Kangding ray INSITU

Banal

New member
Kangding ray first performed in Singapore at the Biennale 2006 and, together with electronica heavyweights Carsten Nicolai and Nibo, (literally) impacted the audience with an aural experience that is "intensely visceral and challenging". After that performance, KR went on to release 3 critically-acclaimed albums: Stabil, Automne Fold and Pruitt Igoe. The last was released in 2010 and was on The Wire's chart of 2010 top 15 electronica albums.

Beautiful/Banal is thrilled to collaborate with KR on artistic travelogue project INSITU Fort Canning Hill. In 2011, he will visit Singapore a second time to create original compositions based on his experiences on the hill. Do not miss the world debut of Kangding ray for INSITU, featuring his aural maps of the hill, at the intimate Esplanade Recital Studio on 14 May 2011 as part of the Singapore Arts Festival program. http://www.facebook.com/event.php?eid=170759529637078

"Performing live is the main reason why I make music."

Expect a night of intense, disciplined and unpredictable aural-visual performance. KR approaches every performance as an experimentation on his highly-structured compositions. He combines machines with 'real instruments', integrating noises, walls of distortion, massive bass lines, voices and field recordings. The result is a blend of deep advanced grooves and dark atmospheres, or as he describes, "abstract bass music".

On Boomkat, KR's music is described as 'vehemently experimental work, but there's every chance that a wider audience will find a way into the music of Raster Noton ... seldom do melody and conventional harmony flourish so openly and so convincingly ..."

INSITU Fort Canning Hill also features original works by artists: Taisuke Koyama, Boedi Widjaja and June Yap.
Site documentary by photographer Jovian Lim and videographer David Gan.

Stay on for a post-show dialogue with the artists.

Tickets at $55 (excluding SISTIC charges) at the intimate 245-seater Esplanade Recital Studio. Sale of tickets will start mid-March. Early-bird discount of 5%. More details will be shared soon.

Produced by art practice Beautiful/Banal.
An association program of Singapore Arts Festival 2011.
Supported by National Heritage Board. Hotel sponsor Wanderlust.



REVIEW extract from Singapore Biennale official site
... the live sound performance by Carsten Nicolai, Nibo and Kangding ray was an aural experience that will be remembered as intensely visceral and challenging. All three musicians hail from the respected German electronic label raster-noton, and their performances were accompanied by synchronised live visuals, yielding a sublime synaesthetic experience... Pummeling the audience with high volume and extreme frequencies, it was literally a moving experience as the sound artists sent heavy vibrations coursing through the seats in the National Museum's Gallery Theatre. As Singapore Biennale Artistic Director Fumio Nanjo said with a smile, "It's a pretty good massage."

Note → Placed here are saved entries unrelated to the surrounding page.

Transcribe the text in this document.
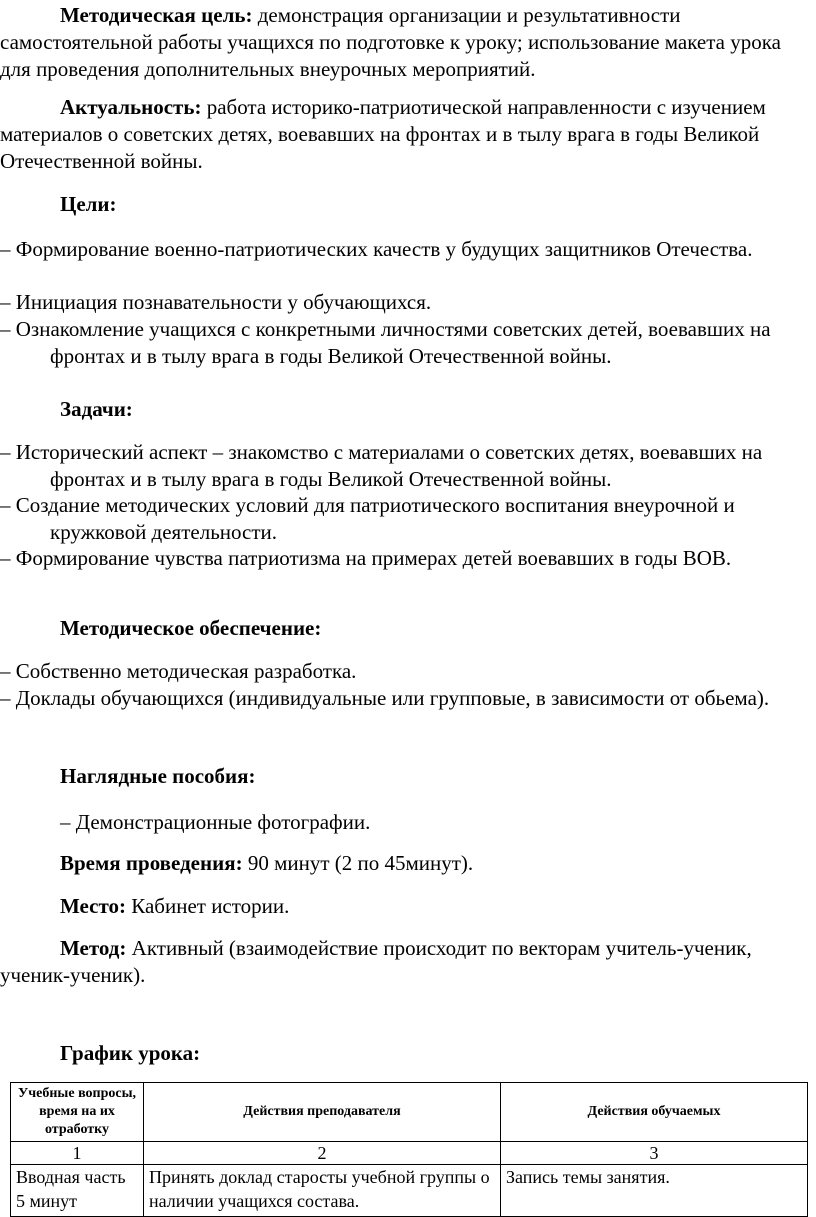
Методическая цель: демонстрация организации и результативности самостоятельной работы учащихся по подготовке к уроку; использование макета урока для проведения дополнительных внеурочных мероприятий.

Актуальность: работа историко-патриотической направленности с изучением материалов о советских детях, воевавших на фронтах и в тылу врага в годы Великой Отечественной войны.

Цели:
– Формирование военно-патриотических качеств у будущих защитников Отечества.
– Инициация познавательности у обучающихся.
– Ознакомление учащихся с конкретными личностями советских детей, воевавших на фронтах и в тылу врага в годы Великой Отечественной войны.
Задачи:
– Исторический аспект – знакомство с материалами о советских детях, воевавших на фронтах и в тылу врага в годы Великой Отечественной войны.
– Создание методических условий для патриотического воспитания внеурочной и кружковой деятельности.
– Формирование чувства патриотизма на примерах детей воевавших в годы ВОВ.
Методическое обеспечение:
– Собственно методическая разработка.
– Доклады обучающихся (индивидуальные или групповые, в зависимости от обьема).
Наглядные пособия:
– Демонстрационные фотографии.

Время проведения: 90 минут (2 по 45минут).

Место: Кабинет истории.

Метод: Активный (взаимодействие происходит по векторам учитель-ученик, ученик-ученик).

График урока:
Учебные вопросы, время на их отработку	Действия преподавателя	Действия обучаемых
1	2	3
Вводная часть 5 минут	Принять доклад старосты учебной группы о наличии учащихся состава.	Запись темы занятия.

REVIEW ON THE WIRE by David Grubbs:
... There is a tentative, insidious, melancholy warmth about Automne Fold, more typical of, say, Rune Grammofon. The Noton-like arhythmic beats and glitches underlying these songs ensure that nothing can be taken for granted about them, and it's that tension which is vital to the album, be it on the slow, melting title track, culminating in a shower of granules, the catacomb chorus of sampled vocals chanting throughout "The Distance", the crumbling, collapsing new beats of "Quarante", or the interference-ridden synthscpe of "Altiz".


REVIEW ON mnmlssg . mnmlssg.blogspot.com:
.. It's bleak, it's dark, but it's also fragile and warm and expresses a lot of vulnerability. (...) he deploys crisp digital beats, higher-end frequencies and rhythmic bursts of hiss and static to create an album that feels very clean and pristine, yet also very warm and organic. It’s this contrast that makes ‘Autumne Fold’ such a fascinating album, and the way in which Letellier so perfectly marries these seemingly opposing sounds is amazing.(...) With ‘Automne Fold’ Letellier has crafted an album that is both extremely interesting and extremely accessible. Amazing stuff, and another feather in the cap for raster-noton.


REVIEW ON KULTUREFLASH by Robin Rimbaud
“... Sometimes records creep up on you when you least expect it. Released back in July, Stabil is arguably the most conventional release on Germany's Raster-Noton label, home of binary and polarised music from Carsten Nicolai among others, but succeeds in exchanging brutal electrostatic click and pulse rhythms for a more textural, harmonically led structure. Born in France but based in Berlin, Kangding Ray (aka David Letellier) offers a fresh voice to possibilities interfacing acoustic instruments and electronics. Piano lines softly land on the surface, as simple melodies envelop each track and cloudbursts of intersecting microscopic frequencies surround one another. Deceptively seductive it's come to soundtrack the last days of summer, so under doctor's orders to share our enthusiasm we suggest you embrace this elegant release before the days draw to a close.”